Fiona Rollason: Group Head, Legal and Group Insurance, and Mpho Molopyane: Chief Economist, at Alexforbes
President Cyril Ramaphosa has signed the Expropriation Bill into law, now known as the Expropriation Act (the “Act”), repealing the pre-democratic Expropriation Act of 1975. This new legislation outlines how organs of State may expropriate land in the public interest for various reasons. As a multi-manager overseeing both retirement (non-discretionary) and discretionary savings for our clients, we understand there may be concerns about how this Act could affect your savings and investments. Our goal is to ensure you feel confident about your financial future amidst these legislative changes. This note aims to provide a clear and concise analysis of the Act and its potential impact.
Key points of the Expropriation Act
Legislative approval
The Act was passed by both houses of Parliament (the National Assembly and the National Council of Provinces) on 27 March 2024.However the effective date of the Act is still to be announced in future by a government notice.
Checks and balances
The Act introduces several checks and balances to ensure that expropriation is conducted fairly and transparently. It primarily targets idle land and requires proof of public interest before expropriation can occur.
No unconditional expropriation
The Act does not allow for unconditional expropriation as formulated in the Constitution[1]. Instead, it mandates that compensation must be just and equitable, adhering to constitutional provisions. There must be an attempt to reach an agreement before the state decides to expropriate, and there is an opportunity to object to the intention to expropriate. Mediation is also provided for in disputes over compensation.
Nil compensation
The Act prescribes five circumstances in which nil compensation may be paid, namely where:
- Land is held for speculative purposes[2].
- Land is held by an organ of the state and is not being used for its core functions.
- Land has been abandoned.
- The market value of the land is less than the state investment or subsidy in the acquisition of the land.
- The land poses a health, safety or physical risk.
Implementation
The success of the Act will largely depend on its implementation. The Minister of Public Works and Infrastructure Minister, Dean Macpherson, has been tasked with crafting the implementation plan, and there is confidence that it will be managed rationally to protect property rights and prevent abuse.
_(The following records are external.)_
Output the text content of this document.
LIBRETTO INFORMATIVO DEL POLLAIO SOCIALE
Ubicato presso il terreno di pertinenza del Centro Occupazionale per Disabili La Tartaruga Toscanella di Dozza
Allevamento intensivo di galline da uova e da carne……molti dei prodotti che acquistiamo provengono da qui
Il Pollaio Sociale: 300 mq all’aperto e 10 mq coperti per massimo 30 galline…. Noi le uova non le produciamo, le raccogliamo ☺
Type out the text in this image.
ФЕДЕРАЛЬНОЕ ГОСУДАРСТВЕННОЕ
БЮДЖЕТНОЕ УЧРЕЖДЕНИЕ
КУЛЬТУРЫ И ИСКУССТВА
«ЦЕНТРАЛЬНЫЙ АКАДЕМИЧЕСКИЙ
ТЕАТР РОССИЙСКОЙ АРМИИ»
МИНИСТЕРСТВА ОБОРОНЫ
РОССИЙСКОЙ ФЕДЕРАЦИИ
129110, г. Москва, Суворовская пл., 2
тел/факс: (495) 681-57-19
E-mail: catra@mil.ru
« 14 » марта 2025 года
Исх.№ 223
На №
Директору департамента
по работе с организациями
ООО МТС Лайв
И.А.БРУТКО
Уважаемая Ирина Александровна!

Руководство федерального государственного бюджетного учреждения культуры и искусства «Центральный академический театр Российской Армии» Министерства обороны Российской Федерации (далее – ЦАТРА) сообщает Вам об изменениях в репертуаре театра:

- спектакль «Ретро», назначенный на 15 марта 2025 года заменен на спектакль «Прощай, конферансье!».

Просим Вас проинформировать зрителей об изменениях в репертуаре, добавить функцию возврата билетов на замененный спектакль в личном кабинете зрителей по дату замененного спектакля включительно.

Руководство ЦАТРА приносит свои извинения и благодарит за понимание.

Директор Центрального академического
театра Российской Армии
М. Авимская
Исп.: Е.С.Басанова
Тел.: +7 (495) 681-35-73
Furthermore, the Act grants no powers of expropriation to anyone other than the Minister of Public Works and Infrastructure for purposes connected to the mandate. Powers to expropriate for various purposes already exist in over 200 other pieces of legislation and may be extended by legislation such as the proposed Redistribution Bill.
Various major stakeholders have expressed their readiness to proceed with legal challenges to forbid the implementation of the Act and/or certain provisions particularly those concerning the decision-making powers granted to the so – called “expropriation authority” in terms of the Act.
Affected parties
The Act will affect the “owners” of or “holders of unregistered right” to property. Whilst there is no definition of a financial institution in the Act however, amongst other things, the rights of the mortgagee (i.e bank that holds the mortgage over the property) are also recognised and if the property was registered under a mortgage, compensation may only be paid to the mortgagee.
Impact on investments and savings
The Act aims to align expropriation with the Constitution, ensuring that compensation is just and equitable. This should result in minimal negative impact on the governance of property rights. The introduction of checks and balances ensures that expropriation is conducted fairly and transparently, which is crucial for maintaining investor confidence. This positive outlook should reassure investors about the stability of their investments and savings. While there are concerns about potential impacts on the ZAR/USD exchange rate, the Act’s focus on fair compensation and public interest should help mitigate significant currency fluctuations
Although the new Expropriation Act now explicitly allows for nil compensation to be awarded in certain circumstances, this must be justifiable and constitutional. The Act clarifies that nil compensation is not automatic and will involve a thorough calculation considering all relevant factors, and the state must justify its decision. Each case will require a detailed assessment to ensure the outcome is just and equitable. This process is expected to lead to significant litigation, which will help define what is considered just and equitable over time. While the introduction of nil compensation may initially cause concern, the emphasis on fairness and transparency is expected help mitigate long-term negative impacts on investments.
Overall, the Expropriation Act is designed to address historical land injustices while maintaining a fair and transparent process. The sentiment post-signing is generally positive, with optimism that the implementation will be balanced and reasonable, supportive of both land reform and economic growth. The introduction of checks and balances, along with the requirement for just and equitable compensation, should help safeguard property rights, preserve investor confidence and maintain market stability.
ENDS
[1] In terms of the Constitution of South Africa Act, 1996,”no person may be deprived of property arbitrarily but for public purpose and public interest only and the amount of compensation must be just and equitable (own emphasis).
[2]i.e where the land is not being used and the owner’s main purpose is not to develop the land or use it to generate income, but to benefit from appreciation of its market value. The state will have to prove that this is the case.